Wednesday, January 18

SMEARMEISTER BRENT BOZELL STRIKES AGAIN

E.J. Dionne takes on Cybercast News Service's attack on Congressman John Murtha's military service. CNS, you'll note, is the brainchild of Brent Bozell, who's an old hand at this sort of thing.

I underestimated the viciousness of the right wing.
...
Authentic war heroes (including McCain) often downplay their own heroism. In any event, what we know about Murtha, McCain, Kerry and, yes, Bailey, is that they served in combat in Vietnam. What we know about Bush and Vice President Dick ("I had other priorities in the '60s than military service") Cheney is that they didn't.

What's maddening here is the unblushing hypocrisy of the right wing and the way it circulates -- usually through Web sites or talk radio -- personal vilification to abort honest political debate. Murtha's views on withdrawing troops from Iraq are certainly the object of legitimate contention. Many in Murtha's party disagree with him. But Murtha's right-wing critics can't content themselves with going after his ideas. They have to try to discredit his service.

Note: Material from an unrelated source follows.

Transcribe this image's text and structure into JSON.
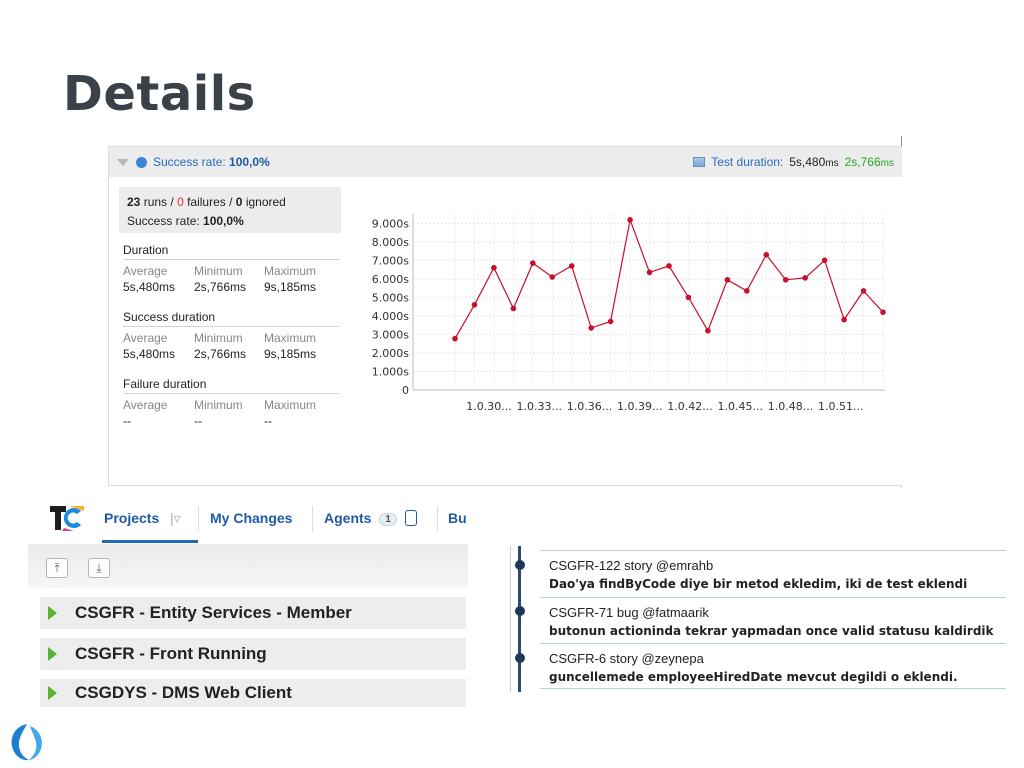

Moreover, the right has demonstrated that its attitude toward military service is entirely opportunistic. In the 1992 presidential campaign, when the first President Bush confronted Bill Clinton -- who, like Cheney, avoided military service entirely -- conservatives could hardly speak or write a paragraph about Clinton that didn't accuse him of being a draft-dodger. In October 1992, Bush assailed Clinton. "A lot of being president is about respect for that office and about telling the truth and serving your country," Bush told a crowd in New Jersey. "And you are all familiar with Gov. Clinton's various stories and what he did to evade the draft."

But from 2000 forward, the Republicans had a problem: they confronted Democrats, first then-Vice President Al Gore and then Kerry, who actually did go to Vietnam, while it was their own standard-bearers who had skipped the war. Suddenly, Vietnam service wasn't the thing at all. When a Democrat goes to war, there must be something wrong with the way he has done it. Gore's service was dismissed because he worked "only" as a military journalist. You can even find Bush's defenders back in 2000 daring to argue that flying planes over Texas was more dangerous than joining the Army and serving in Vietnam the way Gore did.

The Republicans had an even bigger problem with Kerry, who did unquestionably dangerous duty patrolling rivers. Not to worry. The Swift Boat Veterans simply smeared him.

"War's a nasty business," Murtha said on CBS' "60 Minutes" Sunday. "It sears the soul. The shadow of friends killed, the shadow of killing people lives with you the rest of your life. So there's no experience like being in combat."

Unfortunately, politics is a nasty business, too. There is no honor given to those who serve if they choose later to take on the powers that be.